Sinema perdesinde kazandığı ünle yoluna devam eden Esprit’in ikinci jenerasyonu 1978 yılında tanıtıldı. Lotus, ikinci jenerasyon Esprit’te tasarım iyileştirmelerine yer vererek kullanıcıların karşısına çıktı. Arka tarafta yer alan hava kanalları, farlar (Rover SD1’den esinlenilerek), ön tampon spoilerı ile birlikte özel tasarlanmış 14 inçlik jantlar dış tasarımda elden geçirilen yerlerken iç tasarımda konsol bu değişimden nasibi alan yer oldu.

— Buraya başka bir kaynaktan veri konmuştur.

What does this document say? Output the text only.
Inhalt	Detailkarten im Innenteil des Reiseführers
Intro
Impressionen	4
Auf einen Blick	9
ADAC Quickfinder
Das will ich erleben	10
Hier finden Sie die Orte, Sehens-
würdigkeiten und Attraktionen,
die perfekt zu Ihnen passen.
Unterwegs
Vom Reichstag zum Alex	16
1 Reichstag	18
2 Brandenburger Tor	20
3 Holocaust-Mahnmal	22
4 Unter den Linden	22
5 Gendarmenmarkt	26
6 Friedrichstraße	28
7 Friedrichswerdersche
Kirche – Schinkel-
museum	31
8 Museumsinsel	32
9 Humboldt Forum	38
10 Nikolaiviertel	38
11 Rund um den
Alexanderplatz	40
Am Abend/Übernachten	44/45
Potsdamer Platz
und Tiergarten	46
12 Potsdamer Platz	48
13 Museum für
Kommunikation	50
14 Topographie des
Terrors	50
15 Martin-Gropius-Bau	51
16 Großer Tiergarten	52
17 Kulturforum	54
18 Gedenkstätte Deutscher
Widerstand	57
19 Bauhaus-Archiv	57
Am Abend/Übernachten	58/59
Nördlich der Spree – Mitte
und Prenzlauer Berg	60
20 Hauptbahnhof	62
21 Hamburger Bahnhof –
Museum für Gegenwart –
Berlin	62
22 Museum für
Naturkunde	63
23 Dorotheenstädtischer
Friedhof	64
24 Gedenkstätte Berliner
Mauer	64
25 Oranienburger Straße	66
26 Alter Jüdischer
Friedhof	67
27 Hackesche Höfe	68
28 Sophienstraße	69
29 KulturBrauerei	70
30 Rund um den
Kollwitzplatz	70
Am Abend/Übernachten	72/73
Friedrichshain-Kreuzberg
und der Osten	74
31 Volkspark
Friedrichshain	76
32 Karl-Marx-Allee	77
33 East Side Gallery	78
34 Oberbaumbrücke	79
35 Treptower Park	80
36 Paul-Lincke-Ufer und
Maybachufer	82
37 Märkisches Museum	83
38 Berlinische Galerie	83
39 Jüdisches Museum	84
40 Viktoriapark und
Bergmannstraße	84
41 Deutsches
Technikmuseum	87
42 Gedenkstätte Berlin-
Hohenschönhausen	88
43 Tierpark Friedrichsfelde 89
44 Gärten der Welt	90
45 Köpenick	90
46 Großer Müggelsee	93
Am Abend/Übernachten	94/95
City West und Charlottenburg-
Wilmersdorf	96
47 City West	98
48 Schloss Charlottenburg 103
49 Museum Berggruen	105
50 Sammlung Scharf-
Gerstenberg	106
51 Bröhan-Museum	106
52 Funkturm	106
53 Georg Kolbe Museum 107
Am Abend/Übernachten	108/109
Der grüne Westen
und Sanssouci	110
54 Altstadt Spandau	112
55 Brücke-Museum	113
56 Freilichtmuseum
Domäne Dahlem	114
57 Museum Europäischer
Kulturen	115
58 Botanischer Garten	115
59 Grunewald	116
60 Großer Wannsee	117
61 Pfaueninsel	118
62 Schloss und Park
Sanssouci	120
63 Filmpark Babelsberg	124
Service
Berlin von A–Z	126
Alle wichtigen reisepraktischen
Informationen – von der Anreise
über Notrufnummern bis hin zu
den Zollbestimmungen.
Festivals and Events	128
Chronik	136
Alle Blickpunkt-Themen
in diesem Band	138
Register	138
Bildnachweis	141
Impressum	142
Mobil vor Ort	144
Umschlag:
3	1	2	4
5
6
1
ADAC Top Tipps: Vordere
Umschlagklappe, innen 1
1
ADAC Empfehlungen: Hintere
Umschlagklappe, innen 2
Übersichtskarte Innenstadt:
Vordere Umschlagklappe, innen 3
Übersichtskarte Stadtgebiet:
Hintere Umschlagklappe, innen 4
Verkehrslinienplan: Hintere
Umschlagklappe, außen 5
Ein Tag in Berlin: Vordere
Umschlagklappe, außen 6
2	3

Lotus’un 1978 yılında elde etmiş olduğu Formula 1 Şampiyonluğu için üretimi 149 adetle sınırlandırılan JPS Esprit özel versiyonu o dönem kullanıcılara sunuldu. Formula 1 takımının renkleri olan Altın ve siyah renk seçenekleriyle sunulan JPS Esprit’te, normal versiyonlarda olduğu gibi 160 beygir güç üreten 2.0 litrelik motor görev yapıyordu. 1980, Esprit’in üretim hayatında ilklerin yaşandığı bir yıl oldu. Mayıs ayında 2.2 litrelik motor seçeneğine kavuşan Lotus Esprit’in beygir gücünde değişim olmamasına karşın 190 Nm’lik tork değeri 217 Nm‘ye yükseldi. Bu motor seçeneğiyle birlikte Lotus Esprit’in altyapısında, üçüncü jenerasyonun da temelini oluşturan galvaniz şasi kullanıldı. Şasinin daha güçlü ve uzun ömürlü olması için yapılmış altyapıya sahip olarak sunulan Esprit modelleri sadece 88 adet üretilirken en nadir Esprit varyasyonları arasında gösterilir.

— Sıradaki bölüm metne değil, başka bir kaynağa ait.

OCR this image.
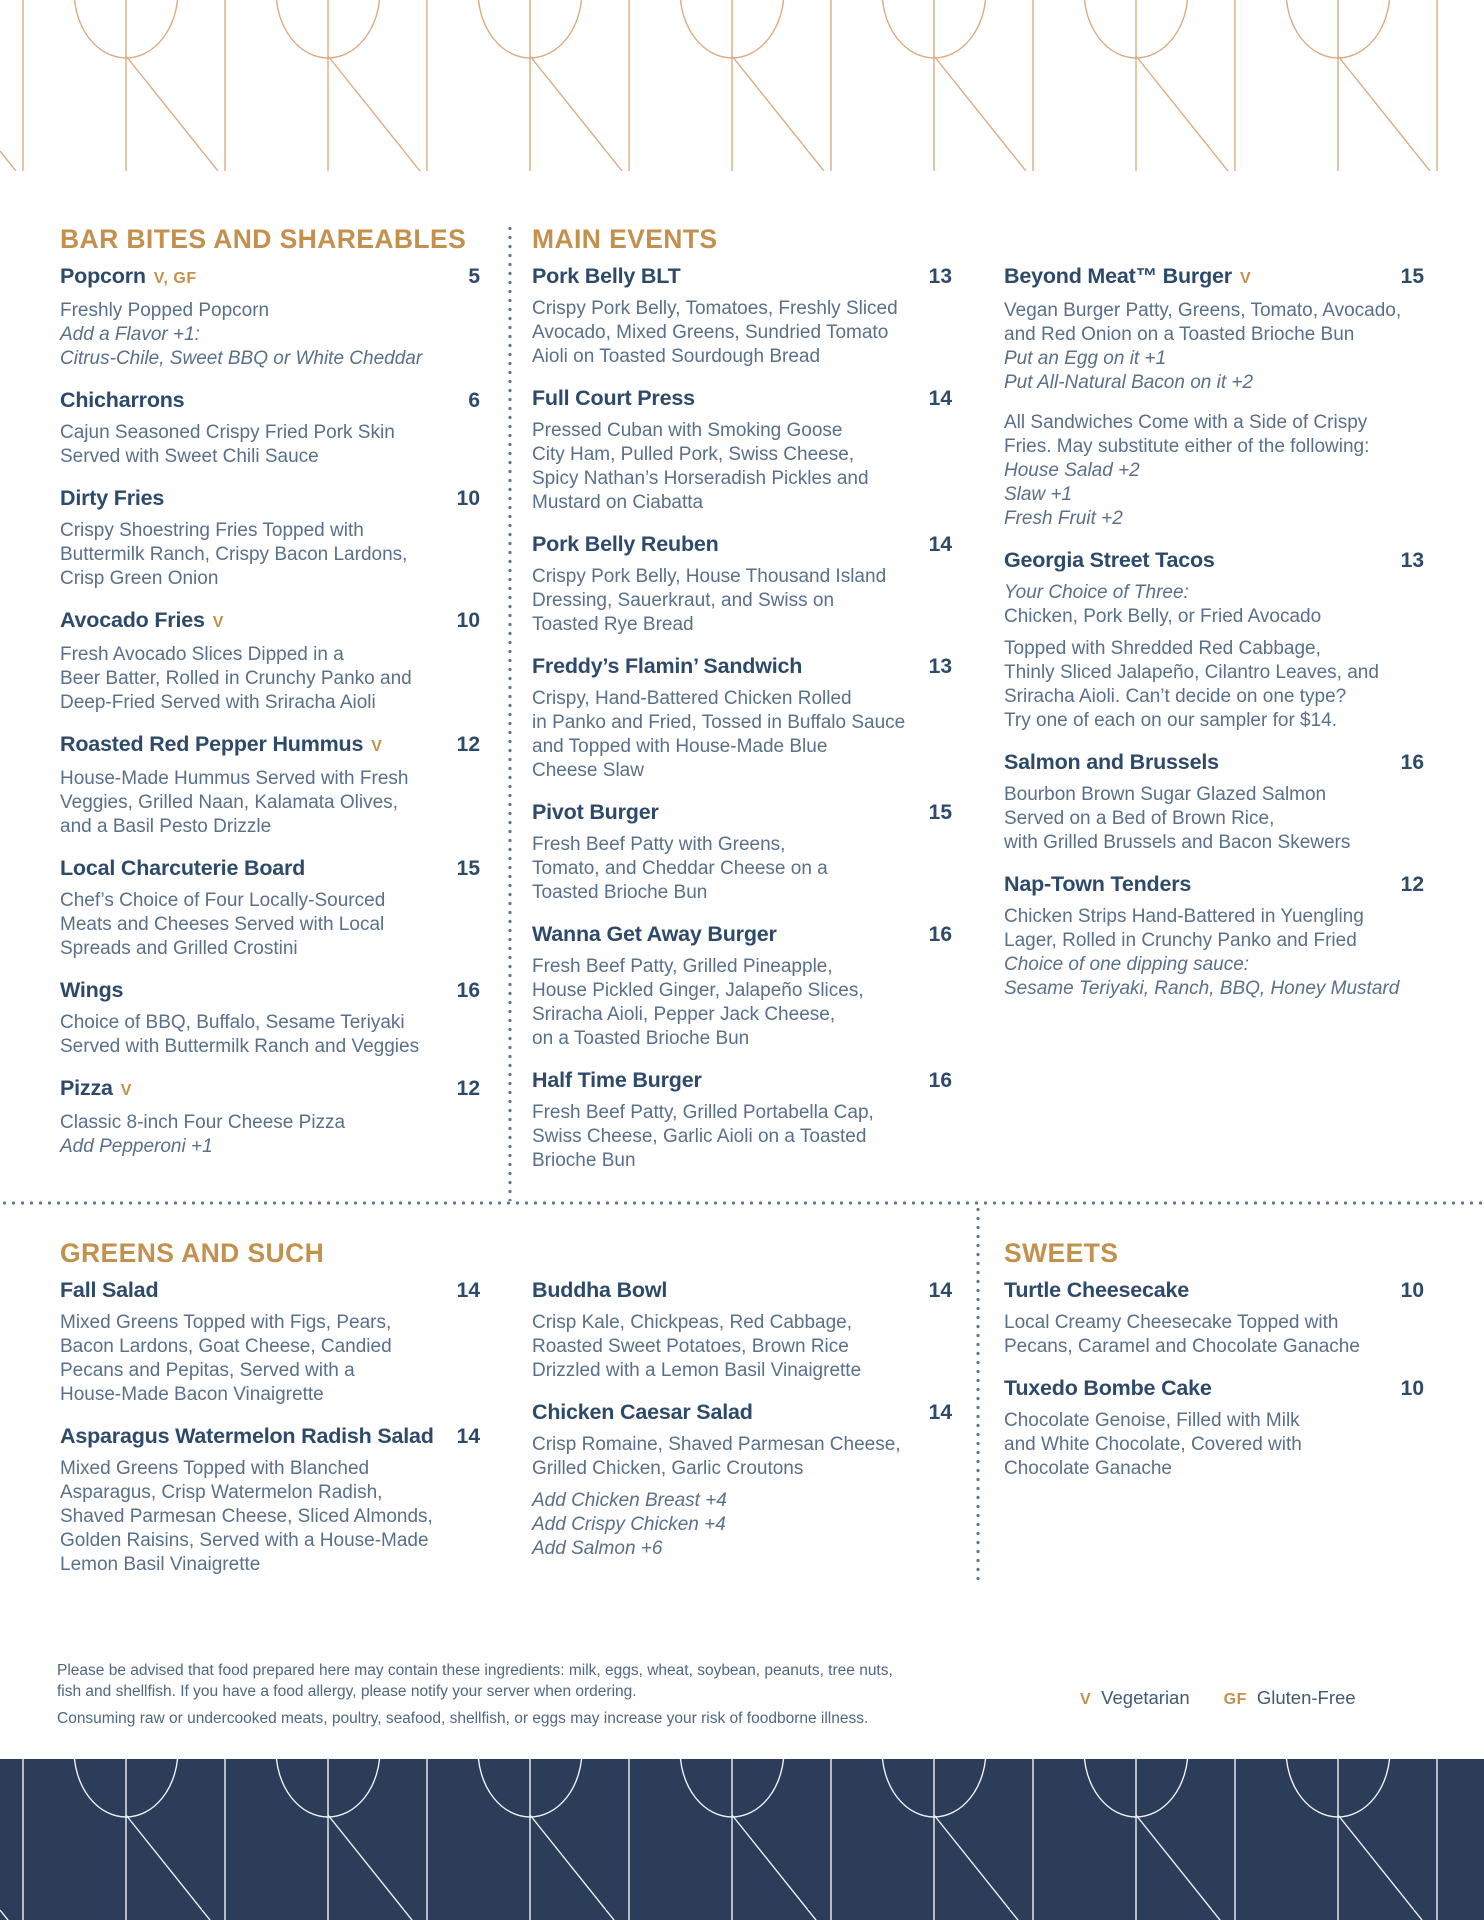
BAR BITES AND SHAREABLES
Popcorn V, GF	5
Freshly Popped Popcorn
Add a Flavor +1:
Citrus-Chile, Sweet BBQ or White Cheddar
Chicharrons	6
Cajun Seasoned Crispy Fried Pork Skin
Served with Sweet Chili Sauce
Dirty Fries	10
Crispy Shoestring Fries Topped with
Buttermilk Ranch, Crispy Bacon Lardons,
Crisp Green Onion
Avocado Fries V	10
Fresh Avocado Slices Dipped in a
Beer Batter, Rolled in Crunchy Panko and
Deep-Fried Served with Sriracha Aioli
Roasted Red Pepper Hummus V	12
House-Made Hummus Served with Fresh
Veggies, Grilled Naan, Kalamata Olives,
and a Basil Pesto Drizzle
Local Charcuterie Board	15
Chef’s Choice of Four Locally-Sourced
Meats and Cheeses Served with Local
Spreads and Grilled Crostini
Wings	16
Choice of BBQ, Buffalo, Sesame Teriyaki
Served with Buttermilk Ranch and Veggies
Pizza V	12
Classic 8-inch Four Cheese Pizza
Add Pepperoni +1
MAIN EVENTS
Pork Belly BLT	13
Crispy Pork Belly, Tomatoes, Freshly Sliced
Avocado, Mixed Greens, Sundried Tomato
Aioli on Toasted Sourdough Bread
Full Court Press	14
Pressed Cuban with Smoking Goose
City Ham, Pulled Pork, Swiss Cheese,
Spicy Nathan’s Horseradish Pickles and
Mustard on Ciabatta
Pork Belly Reuben	14
Crispy Pork Belly, House Thousand Island
Dressing, Sauerkraut, and Swiss on
Toasted Rye Bread
Freddy’s Flamin’ Sandwich	13
Crispy, Hand-Battered Chicken Rolled
in Panko and Fried, Tossed in Buffalo Sauce
and Topped with House-Made Blue
Cheese Slaw
Pivot Burger	15
Fresh Beef Patty with Greens,
Tomato, and Cheddar Cheese on a
Toasted Brioche Bun
Wanna Get Away Burger	16
Fresh Beef Patty, Grilled Pineapple,
House Pickled Ginger, Jalapeño Slices,
Sriracha Aioli, Pepper Jack Cheese,
on a Toasted Brioche Bun
Half Time Burger	16
Fresh Beef Patty, Grilled Portabella Cap,
Swiss Cheese, Garlic Aioli on a Toasted
Brioche Bun
Beyond Meat™ Burger V	15
Vegan Burger Patty, Greens, Tomato, Avocado,
and Red Onion on a Toasted Brioche Bun
Put an Egg on it +1
Put All-Natural Bacon on it +2
All Sandwiches Come with a Side of Crispy
Fries. May substitute either of the following:
House Salad +2
Slaw +1
Fresh Fruit +2
Georgia Street Tacos	13
Your Choice of Three:
Chicken, Pork Belly, or Fried Avocado
Topped with Shredded Red Cabbage,
Thinly Sliced Jalapeño, Cilantro Leaves, and
Sriracha Aioli. Can’t decide on one type?
Try one of each on our sampler for $14.
Salmon and Brussels	16
Bourbon Brown Sugar Glazed Salmon
Served on a Bed of Brown Rice,
with Grilled Brussels and Bacon Skewers
Nap-Town Tenders	12
Chicken Strips Hand-Battered in Yuengling
Lager, Rolled in Crunchy Panko and Fried
Choice of one dipping sauce:
Sesame Teriyaki, Ranch, BBQ, Honey Mustard
GREENS AND SUCH
Fall Salad	14
Mixed Greens Topped with Figs, Pears,
Bacon Lardons, Goat Cheese, Candied
Pecans and Pepitas, Served with a
House-Made Bacon Vinaigrette
Asparagus Watermelon Radish Salad 14
Mixed Greens Topped with Blanched
Asparagus, Crisp Watermelon Radish,
Shaved Parmesan Cheese, Sliced Almonds,
Golden Raisins, Served with a House-Made
Lemon Basil Vinaigrette
Buddha Bowl	14
Crisp Kale, Chickpeas, Red Cabbage,
Roasted Sweet Potatoes, Brown Rice
Drizzled with a Lemon Basil Vinaigrette
Chicken Caesar Salad	14
Crisp Romaine, Shaved Parmesan Cheese,
Grilled Chicken, Garlic Croutons
Add Chicken Breast +4
Add Crispy Chicken +4
Add Salmon +6
SWEETS
Turtle Cheesecake	10
Local Creamy Cheesecake Topped with
Pecans, Caramel and Chocolate Ganache
Tuxedo Bombe Cake	10
Chocolate Genoise, Filled with Milk
and White Chocolate, Covered with
Chocolate Ganache
Please be advised that food prepared here may contain these ingredients: milk, eggs, wheat, soybean, peanuts, tree nuts,
fish and shellfish. If you have a food allergy, please notify your server when ordering.
Consuming raw or undercooked meats, poultry, seafood, shellfish, or eggs may increase your risk of foodborne illness.
V Vegetarian GF Gluten-Free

Esprit için Turbo vakti: Essex Turbo Esprit
Lotus fabrikasından çıkmış ilk turbo beslemeli Esprit, 1980 yılında karşımıza çıkıyor. Lotus’un, petrol şirketi Essex ile yaptığı Formula bir sponsorluğunu kutlamak amacıyla Essex versiyonu adını verdiği turbo beslemeli Esprit’in 210 beygir güç ve 270 Nm‘lik tork değeriyle 0’dan 100’e 6.1 saniyede çıkabildiğini görüyoruz. Aracın maksimum sürat değeriyse saatte 240 km olarak kayıtlardaki yerini koruyor.

Motor iyileştirmeleriyle birlikte tasarım, dayanıklılık ve süspansiyon yapısında da iyileştirmeler bulunan Essex Turbo Esprit, yine tasarımcı Giugiaro tarafından aerodinamik modifikasyona uğradı. Bu modifikasyonla birlikte arka spoiler, tamponlar ve ön hava girişleri yenilenirken araç dahilinde sunulan jantların boyutu 15 inçe yükseltildi. Esprit, bu sefer Essex Turbo ile 1981 yılında izleyicilerle buluşan James Bond: Sadece Senin Gözlerin için (For Your Eyes Only) projesinde beyaz perdede karşımıza çıktı.


Üçüncü Jenerasyon: (1981–1987)

1981 yılında üretimine başlanan üçüncü jenerasyon Esprit’in Lotus tarafından üç farklı versiyonu üretildi. Altyapı olarak tamamen aynı şasi üzerine geliştirilen üçüncü jenerasyon Lotus Esprit modelleri yenilenmiş ortak kokpit yapısının yanı sıra tasarım ve gövde yapıları bakımından birbirlerinden ayrıldı. Eski jenerasyonlara göre biraz daha yükselen üçüncü jenerasyon Esprit modellerinin standart versiyonu S3’te, 160 beygir güç üreten 2.2 litrelik motorun kullanımına devam edildi. Turbo Essex modellerinde yine aerodinamik tasarım kitine yer veren Lotus, bu modellerde BBS‘in 15 inç’lik jantlarını kullandı.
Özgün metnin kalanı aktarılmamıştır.